Par ailleurs, aucun élément du dossier ne permet d’établir que Cosem aurait renoncé à se prévaloir de la résiliation notifiée par elle par courrier du 28 décembre 2011 à effet au premier terme contractuel du 9 février 2012, puisqu’il est établi qu’après ce courrier, des négociations ont eu lieu entre les parties sur cette résiliation, et ce, non pas tant d’ailleurs sur son principe que sur sa date de prise d’effets et ses conséquences financières (Anett Trois s’opposant fermement à la date invoquée en se prévalant – à tort – des conditions générales), et qu’au cours de ces négociations, à aucun moment, Cosem n’a manifesté la volonté de renoncer ou laissé entendre qu’elle renonçait, réitérant au contraire lors de chaque échange de points de vue son souhait de mettre fin aux contrats, ce, notamment lors d’un entretien du 14 février 2012 auquel Anett Trois se référe dans son courrier non démenti du 4 avril 2014, ainsi que dans les courriers de Cosem des 26 février et 20 mars 2013.
Il importe peu à cet égard que chaque partie ait continué parallèlement courant 2012 à s’acquitter des obligations résultant des contrats et que Cosem ait même adressé un courrier le 26 novembre 2012 à Anett Trois de notification de changement d’adresse de facturation, s’agissant sur ce point d’un courrier-type issu d’un envoi groupé, dès lors que la volonté de résilier n’a jamais alors été démentie et que cette exécution – qui aurait pu avoir d’autres bases que les contrats du 10 février 2010 – pouvait parfaitement être motivée par les pourparlers en cours et la volonté pour Cosem de favoriser une issue amiable au litige, ainsi que celle-ci le soutient, étant observé d’ailleurs que la position inverse aurait pu lui être reprochée comme constitutive de chantage.
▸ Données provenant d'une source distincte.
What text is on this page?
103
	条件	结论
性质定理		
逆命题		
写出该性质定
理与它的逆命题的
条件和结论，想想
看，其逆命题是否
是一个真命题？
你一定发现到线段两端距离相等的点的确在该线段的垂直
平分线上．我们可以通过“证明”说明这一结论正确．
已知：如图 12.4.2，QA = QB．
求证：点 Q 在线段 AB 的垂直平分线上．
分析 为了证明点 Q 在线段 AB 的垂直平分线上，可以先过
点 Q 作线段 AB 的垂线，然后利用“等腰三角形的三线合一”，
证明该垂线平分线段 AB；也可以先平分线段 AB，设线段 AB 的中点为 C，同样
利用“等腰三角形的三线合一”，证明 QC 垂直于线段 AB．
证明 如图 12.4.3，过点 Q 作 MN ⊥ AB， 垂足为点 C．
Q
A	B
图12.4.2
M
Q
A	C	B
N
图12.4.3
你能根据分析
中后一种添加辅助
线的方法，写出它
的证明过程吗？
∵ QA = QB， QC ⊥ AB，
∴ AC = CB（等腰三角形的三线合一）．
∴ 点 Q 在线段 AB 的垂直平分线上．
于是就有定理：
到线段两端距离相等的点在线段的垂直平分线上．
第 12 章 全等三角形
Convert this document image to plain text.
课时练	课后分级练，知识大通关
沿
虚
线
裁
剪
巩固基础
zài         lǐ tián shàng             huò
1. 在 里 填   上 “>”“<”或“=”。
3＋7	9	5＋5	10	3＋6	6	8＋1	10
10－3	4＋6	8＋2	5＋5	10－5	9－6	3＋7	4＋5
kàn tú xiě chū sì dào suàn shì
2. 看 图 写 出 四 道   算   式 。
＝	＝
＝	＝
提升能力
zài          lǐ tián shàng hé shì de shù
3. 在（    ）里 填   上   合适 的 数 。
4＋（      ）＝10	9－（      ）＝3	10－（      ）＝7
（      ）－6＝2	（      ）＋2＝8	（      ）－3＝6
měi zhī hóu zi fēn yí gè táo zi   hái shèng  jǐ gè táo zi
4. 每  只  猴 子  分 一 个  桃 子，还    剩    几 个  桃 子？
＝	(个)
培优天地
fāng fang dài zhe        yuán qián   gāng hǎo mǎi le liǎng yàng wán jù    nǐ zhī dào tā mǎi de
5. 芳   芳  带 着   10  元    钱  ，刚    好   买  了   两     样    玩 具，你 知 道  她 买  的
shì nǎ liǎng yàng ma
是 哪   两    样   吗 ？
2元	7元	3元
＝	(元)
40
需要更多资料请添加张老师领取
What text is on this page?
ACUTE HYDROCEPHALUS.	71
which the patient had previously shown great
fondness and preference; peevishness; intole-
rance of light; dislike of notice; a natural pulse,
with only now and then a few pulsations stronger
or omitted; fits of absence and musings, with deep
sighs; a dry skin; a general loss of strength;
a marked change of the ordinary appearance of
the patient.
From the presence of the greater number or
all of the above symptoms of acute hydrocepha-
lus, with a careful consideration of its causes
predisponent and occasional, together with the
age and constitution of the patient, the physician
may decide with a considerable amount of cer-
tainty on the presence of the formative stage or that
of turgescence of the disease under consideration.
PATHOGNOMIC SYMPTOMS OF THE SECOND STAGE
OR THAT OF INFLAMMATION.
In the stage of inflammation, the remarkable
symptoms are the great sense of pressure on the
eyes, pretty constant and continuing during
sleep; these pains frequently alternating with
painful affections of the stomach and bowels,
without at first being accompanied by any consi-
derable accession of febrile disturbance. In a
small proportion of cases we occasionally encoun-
Aucune tacite reconduction des contrats ne peut ainsi en être déduite.
Il apparaît en conséquence que Cosem a valablement résilié les contrats au 9 février 2012 et que les demandes financières d’Anett Trois qui portent toutes sur la période postérieure ne sont pas fondées et qu’elle en sera déboutée, le jugement entrepris étant donc infirmé en toutes ses dispositions.
Il est précisé en particulier que la somme de 12.304,25 euros réclamée au titre des factures impayées pour la période du 1er janvier au 31 mars 2013 n’est pas fondée faute de contrepartie correspondante pour Cosem, puisque sur la dite période, Anett Trois n’a pas exécuté ses prestations, suite à l’opposition, légitime, de Cosem.
Pour sa part, l’indemnité de recouvrement sollicitée n’est pas due, faute à tout le moins d’opposabilité des conditions générales des contrats supposées la prévoir.
***
Vu l’article 1382 du code civil, Cosem n’établissant pas la mauvaise foi ou l’intention malfaisante d’Anett Trois caractérisant l’abus du droit d’ester en justice, sera déboutée de sa demande de dommages intérêts pour procédure abusive, le jugement étant confirmé sur ce point par motifs substitués.
***
Anett Trois qui succombe supportera les dépens et s’acquittera d’une somme de 5.000 euros, par équité, au profit de Cosem, en application de l’article 700 du code de procédure civile.
PAR CES MOTIFS
Statuant publiquement, contradictoirement et en dernier ressort,
INFIRME le jugement entrepris en toutes ses dispositions,
Statuant de nouveau,
DÉBOUTE la S.A.R.L. Anett Trois de l’ensemble de ses demandes ;
LA CONDAMNE à payer à l’association Coordination des Oeuvres Sociales Et Médicales ('Cosem') la somme de 5.000 euros, en application de l’article 700 du code de procédure civile ;
REJETTE toutes autres demandes ;
CONDAMNE la S.A.R.L. Anett Trois aux dépens de première instance et d’appel, dont distraction au profit de Me Patrick Atlan, avocat, en application de l’article 699 du code de procédure civile.